Тот, растянув губы в улыбке, торопливо закивал.
— Вот так! — Иван сжал локоть немого. — И уха — тоже дело. Рыба есть, птица есть… Архиерейскую можно заделать! — Потом круто повернулся к Доле: — Я вам пришлю фотографии, цветные, восемнадцать на двадцать четыре… Я все могу, раньше в фотоателье меня каждый праздник премировали…
— Поехали, Иван, пора, — сказал лысый, поднявшись.
— Щас, — отмахнулся тот, — дай спросить… Прокофич, расскажи про бой на Эльбе, я напишу про тебя!

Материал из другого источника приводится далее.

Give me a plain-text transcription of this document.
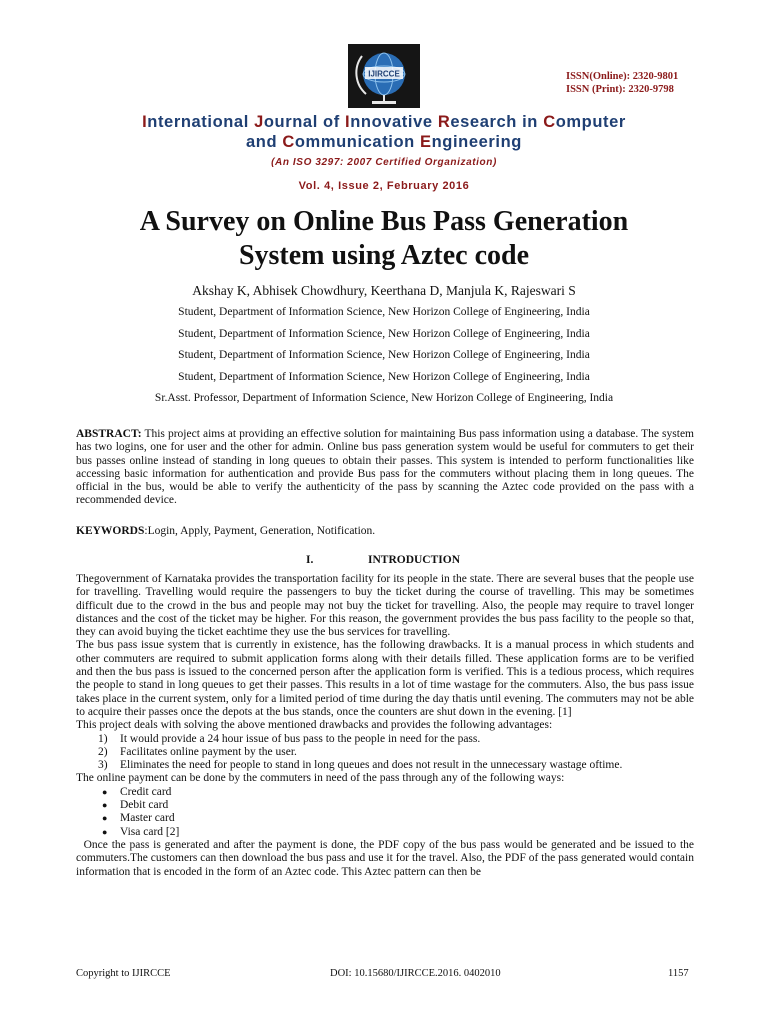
IJIRCCE	ISSN(Online): 2320-9801
ISSN (Print): 2320-9798
International Journal of Innovative Research in Computer
and Communication Engineering
(An ISO 3297: 2007 Certified Organization)
Vol. 4, Issue 2, February 2016
A Survey on Online Bus Pass Generation
System using Aztec code
Akshay K, Abhisek Chowdhury, Keerthana D, Manjula K, Rajeswari S
Student, Department of Information Science, New Horizon College of Engineering, India
Student, Department of Information Science, New Horizon College of Engineering, India
Student, Department of Information Science, New Horizon College of Engineering, India
Student, Department of Information Science, New Horizon College of Engineering, India
Sr.Asst. Professor, Department of Information Science, New Horizon College of Engineering, India

ABSTRACT: This project aims at providing an effective solution for maintaining Bus pass information using a database. The system has two logins, one for user and the other for admin. Online bus pass generation system would be useful for commuters to get their bus passes online instead of standing in long queues to obtain their passes. This system is intended to perform functionalities like accessing basic information for authentication and provide Bus pass for the commuters without placing them in long queues. The official in the bus, would be able to verify the authenticity of the pass by scanning the Aztec code provided on the pass with a recommended device.

KEYWORDS:Login, Apply, Payment, Generation, Notification.

I.	INTRODUCTION

Thegovernment of Karnataka provides the transportation facility for its people in the state. There are several buses that the people use for travelling. Travelling would require the passengers to buy the ticket during the course of travelling. This may be sometimes difficult due to the crowd in the bus and people may not buy the ticket for travelling. Also, the people may require to travel longer distances and the cost of the ticket may be higher. For this reason, the government provides the bus pass facility to the people so that, they can avoid buying the ticket eachtime they use the bus services for travelling.

The bus pass issue system that is currently in existence, has the following drawbacks. It is a manual process in which students and other commuters are required to submit application forms along with their details filled. These application forms are to be verified and then the bus pass is issued to the concerned person after the application form is verified. This is a tedious process, which requires the people to stand in long queues to get their passes. This results in a lot of time wastage for the commuters. Also, the bus pass issue takes place in the current system, only for a limited period of time during the day thatis until evening. The commuters may not be able to acquire their passes once the depots at the bus stands, once the counters are shut down in the evening. [1]

This project deals with solving the above mentioned drawbacks and provides the following advantages:

1) It would provide a 24 hour issue of bus pass to the people in need for the pass.
2) Facilitates online payment by the user.
3) Eliminates the need for people to stand in long queues and does not result in the unnecessary wastage oftime.

The online payment can be done by the commuters in need of the pass through any of the following ways:

● Credit card
● Debit card
● Master card
● Visa card [2]

Once the pass is generated and after the payment is done, the PDF copy of the bus pass would be generated and be issued to the commuters.The customers can then download the bus pass and use it for the travel. Also, the PDF of the pass generated would contain information that is encoded in the form of an Aztec code. This Aztec pattern can then be

Copyright to IJIRCCE	DOI: 10.15680/IJIRCCE.2016. 0402010	1157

— Бой, он и есть бой, — нехотя отозвался Доля и направился к костру подбросить дров. Его нагнал лысый.
— Вы, пожалуйста, простите моего… гм… сослуживца. Он это… Ему тоже нельзя пить.
— А чего мне обижаться? — удивился Доля. — Езжайте с богом.
— Мы хотели бы, — замялся лысый, — хотя бы по арбузику домой.
Доля молча заковылял по бахче, уже окутанной вечерней мглою, вернулся с двумя арбузами.
— Спасибо!
— Ешьте на здоровье…
Он слышал, как, уходя в сумерки, газетчики о чем-то заспорили. Похоже, лысый ругал цыганистого, а тот огрызался гулким голосом. Но слов издали невозможно было разобрать.
Чуть теплившийся синеватый огонек цепко ухватился за тонкие сухие ветки, мгновенно прыгнувшее вверх пламя осветило край буерака и стежку к шалашу. Озаренный обманчивым, дрожливым блеском, к костру бежал Сережка.
— Ну что, почистил картошку? — спросил Доля.
— Да, и лук порезал, и укроп… — Жмурясь от яркости, плеснувшей в глаза, мальчишка протянул деду котелок.
— Значит, сейчас заварим…
— А тут что кипит? — Сережка дотронулся прутом до черного закопченного ведерка, висевшего на металлической треноге.
— Ветютень варится. Пал Сергееич убил. Разве ты не видал?
— Нет, — мальчишка тряхнул головой. — А зачем?
— Что? — не понял дед.
— Убил-то он его зачем? — сердито спросил Сережка.
— Съедим завтра, — с удовольствием сказал Доля.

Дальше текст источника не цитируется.